Quizá resulte interesante rememorar las lejanas impresiones generales de aquel primer contacto al visitar la gran exposición en el Guggenheim de Bilbao. La muestra, comisariada por Felipe Solís, director del Museo Nacional de Antropología de la ciudad de México, incluye 600 piezas entre las que se cuentan hallazgos arqueológicos encontrados la década pasada y que salen por primera vez de México. El interior del espacio arquitectónico del edificio de Frank Gehry ha sido transformado para la ocasión por Enrique Norten, que ha planteado una especie de vitrina de cristal continua, que guía el recorrido. Una estructura que se contrae y se expande de acuerdo con las características del museo para crear espacios y salas transparentes.
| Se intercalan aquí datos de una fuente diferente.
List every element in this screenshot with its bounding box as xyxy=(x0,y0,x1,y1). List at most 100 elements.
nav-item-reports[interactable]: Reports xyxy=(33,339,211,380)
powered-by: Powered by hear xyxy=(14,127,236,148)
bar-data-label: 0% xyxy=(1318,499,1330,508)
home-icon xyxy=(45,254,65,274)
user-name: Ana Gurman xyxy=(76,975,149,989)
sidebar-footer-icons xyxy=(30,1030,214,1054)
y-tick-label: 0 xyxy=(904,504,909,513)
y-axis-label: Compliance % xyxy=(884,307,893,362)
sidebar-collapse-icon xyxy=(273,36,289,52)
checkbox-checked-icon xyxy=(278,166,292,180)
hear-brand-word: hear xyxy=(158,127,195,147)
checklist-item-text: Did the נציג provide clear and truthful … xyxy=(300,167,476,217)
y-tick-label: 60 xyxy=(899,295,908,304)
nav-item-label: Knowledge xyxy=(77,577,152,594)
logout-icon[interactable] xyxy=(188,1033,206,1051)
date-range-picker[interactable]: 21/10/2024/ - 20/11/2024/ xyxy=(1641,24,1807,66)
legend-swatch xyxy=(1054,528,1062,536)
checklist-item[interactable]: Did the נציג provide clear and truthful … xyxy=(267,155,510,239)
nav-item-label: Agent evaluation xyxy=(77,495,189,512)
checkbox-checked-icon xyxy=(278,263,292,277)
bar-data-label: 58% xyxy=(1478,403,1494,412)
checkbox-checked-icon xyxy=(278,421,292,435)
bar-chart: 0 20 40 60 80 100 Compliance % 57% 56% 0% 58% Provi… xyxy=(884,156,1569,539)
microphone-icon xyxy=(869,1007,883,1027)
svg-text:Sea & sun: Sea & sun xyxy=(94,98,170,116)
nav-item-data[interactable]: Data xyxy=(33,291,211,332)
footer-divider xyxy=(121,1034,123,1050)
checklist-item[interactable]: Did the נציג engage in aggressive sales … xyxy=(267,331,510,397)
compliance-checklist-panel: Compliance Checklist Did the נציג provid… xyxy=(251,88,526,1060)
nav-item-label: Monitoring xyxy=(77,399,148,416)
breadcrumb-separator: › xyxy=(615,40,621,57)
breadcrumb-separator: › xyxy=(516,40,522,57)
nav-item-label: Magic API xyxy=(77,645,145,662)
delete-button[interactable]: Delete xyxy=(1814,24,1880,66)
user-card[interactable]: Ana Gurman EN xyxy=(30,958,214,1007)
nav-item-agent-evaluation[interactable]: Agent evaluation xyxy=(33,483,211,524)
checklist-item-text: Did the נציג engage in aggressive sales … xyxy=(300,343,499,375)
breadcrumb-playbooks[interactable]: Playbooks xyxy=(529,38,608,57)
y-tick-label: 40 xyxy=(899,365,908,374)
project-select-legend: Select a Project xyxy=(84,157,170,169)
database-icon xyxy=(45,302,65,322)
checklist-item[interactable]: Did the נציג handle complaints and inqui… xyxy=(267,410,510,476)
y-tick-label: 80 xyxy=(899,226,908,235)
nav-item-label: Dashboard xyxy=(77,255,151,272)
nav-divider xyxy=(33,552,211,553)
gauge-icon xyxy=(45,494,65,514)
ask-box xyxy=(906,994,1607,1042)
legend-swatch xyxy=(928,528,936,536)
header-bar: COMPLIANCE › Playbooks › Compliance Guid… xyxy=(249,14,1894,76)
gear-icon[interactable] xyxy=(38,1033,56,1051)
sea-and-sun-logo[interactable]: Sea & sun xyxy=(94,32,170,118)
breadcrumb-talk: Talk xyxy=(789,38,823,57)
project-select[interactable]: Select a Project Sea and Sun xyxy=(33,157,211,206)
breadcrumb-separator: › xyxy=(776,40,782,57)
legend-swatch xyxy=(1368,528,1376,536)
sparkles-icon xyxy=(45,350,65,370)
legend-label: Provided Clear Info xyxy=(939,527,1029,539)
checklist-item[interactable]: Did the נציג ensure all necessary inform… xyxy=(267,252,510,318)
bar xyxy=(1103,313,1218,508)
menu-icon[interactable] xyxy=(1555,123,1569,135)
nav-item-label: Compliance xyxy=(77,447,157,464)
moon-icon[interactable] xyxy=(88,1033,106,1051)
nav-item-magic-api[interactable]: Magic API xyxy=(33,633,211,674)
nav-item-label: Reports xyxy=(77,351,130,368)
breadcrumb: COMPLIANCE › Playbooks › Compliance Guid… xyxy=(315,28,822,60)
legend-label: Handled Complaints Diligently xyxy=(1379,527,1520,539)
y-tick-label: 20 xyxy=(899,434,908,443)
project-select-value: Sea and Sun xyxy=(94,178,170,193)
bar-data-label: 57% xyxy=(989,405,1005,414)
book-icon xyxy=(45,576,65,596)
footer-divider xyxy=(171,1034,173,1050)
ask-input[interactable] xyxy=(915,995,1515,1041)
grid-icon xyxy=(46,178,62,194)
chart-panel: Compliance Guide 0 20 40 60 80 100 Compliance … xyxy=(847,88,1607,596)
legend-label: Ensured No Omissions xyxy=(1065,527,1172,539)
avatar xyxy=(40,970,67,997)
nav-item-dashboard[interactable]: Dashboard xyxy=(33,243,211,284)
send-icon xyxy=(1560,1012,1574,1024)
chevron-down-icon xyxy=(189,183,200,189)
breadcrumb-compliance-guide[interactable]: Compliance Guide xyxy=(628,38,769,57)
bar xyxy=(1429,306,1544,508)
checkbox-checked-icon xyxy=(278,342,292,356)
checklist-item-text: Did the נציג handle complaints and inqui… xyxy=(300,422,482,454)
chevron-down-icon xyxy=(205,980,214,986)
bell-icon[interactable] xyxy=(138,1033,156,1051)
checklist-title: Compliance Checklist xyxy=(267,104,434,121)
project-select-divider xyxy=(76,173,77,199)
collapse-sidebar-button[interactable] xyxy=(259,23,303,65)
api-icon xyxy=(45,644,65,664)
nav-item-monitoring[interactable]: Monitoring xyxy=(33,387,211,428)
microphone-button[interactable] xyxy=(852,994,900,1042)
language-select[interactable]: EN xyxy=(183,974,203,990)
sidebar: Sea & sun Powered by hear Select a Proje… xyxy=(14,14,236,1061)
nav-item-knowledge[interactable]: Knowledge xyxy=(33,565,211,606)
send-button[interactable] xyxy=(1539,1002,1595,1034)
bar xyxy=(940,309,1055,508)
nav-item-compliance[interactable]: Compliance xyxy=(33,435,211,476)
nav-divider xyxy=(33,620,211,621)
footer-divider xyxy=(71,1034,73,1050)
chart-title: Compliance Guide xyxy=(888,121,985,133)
La exposición propone diez te-
mas para acercarse al imperio mesoamericano. El entorno natural mexicano da cuenta de la flora y fauna de la zona. Las tallas de los aztecas reprodujeron en detalle las plantas y animales de su entorno, con un realismo estilizado pero elocuente. La sociedad, vida palaciega y vida cotidiana ofrece retratos de los pipiltin (nobles), los macehualtin (gente común) y los pochtecas (comerciantes), así como de las joyas y adornos que usaban: de oro los ricos y de arcilla los pobres. Pueblos y sociedades de la época azteca contiene preciosas figurillas y esculturas de hombres y mujeres del posclásico tardío mesoamericano. Su ideal de belleza: la juventud. Las mujeres siempre son diosas, nunca humanas. Los hombres sí pueden ser dioses o humanos. Visión sagrada del universo, Religión: dioses y ritos y Templo Mayor dan una muestra del complejo universo religioso azteca. Es ahí donde se encuentran algunas de las piezas más impresionantes. Entre ellas, la figura de Mictlantecuhtli (circa 1480), el dios de la muerte y la oscuridad, descubierta hace menos de una década. Una escultura de barro cocido de casi dos metros de altura, con medio cuerpo desollado, enormes garras y la cabeza con pequeños orificios donde solía enhebrarse cabello natural. Una imagen sobrecogedora por su actitud amenazadoramente tierna, lejos del hieratismo habitual. La sección Culturas legendarias: ancestros de los aztecas ilustra la herencia reconocida de los aztecas por las formas y símbolos de los olmecas, los toltecas y los teotihuacanos. Pueblos y culturas bajo el dominio azteca, distribuida en dos salas, alude a las campañas que les permitieron dominar a los Estados de su entorno. El imperio tarasco está dedicado al pueblo que frenó la expansión azteca, su peor enemigo, que cultivó una original tradición plástica. Por último, El ocaso de los imperios: la conquista española de México ilustra la campaña de evangelización de los pueblos mexicanos y la destrucción de la sociedad azteca, muchos de sus objetos de arte y sus ciudades.
Los ojos de hoy tal vez ya no miren con espanto estas figuras, sino que hallen en ellas cierto tipo de belleza más acorde con la sensibilidad actual, en la que el simbolismo y el significado llegan a cargar la representación de peso poético. La muestra de Bilbao, una versión ampliada de la que ya se vio en Londres y Nueva York, es una oportunidad tanto para someterse al encanto de un mundo misterioso como para decidirse a conocer mejor y con detenimiento una de las más complejas y fascinantes civilizaciones levantadas por los seres humanos.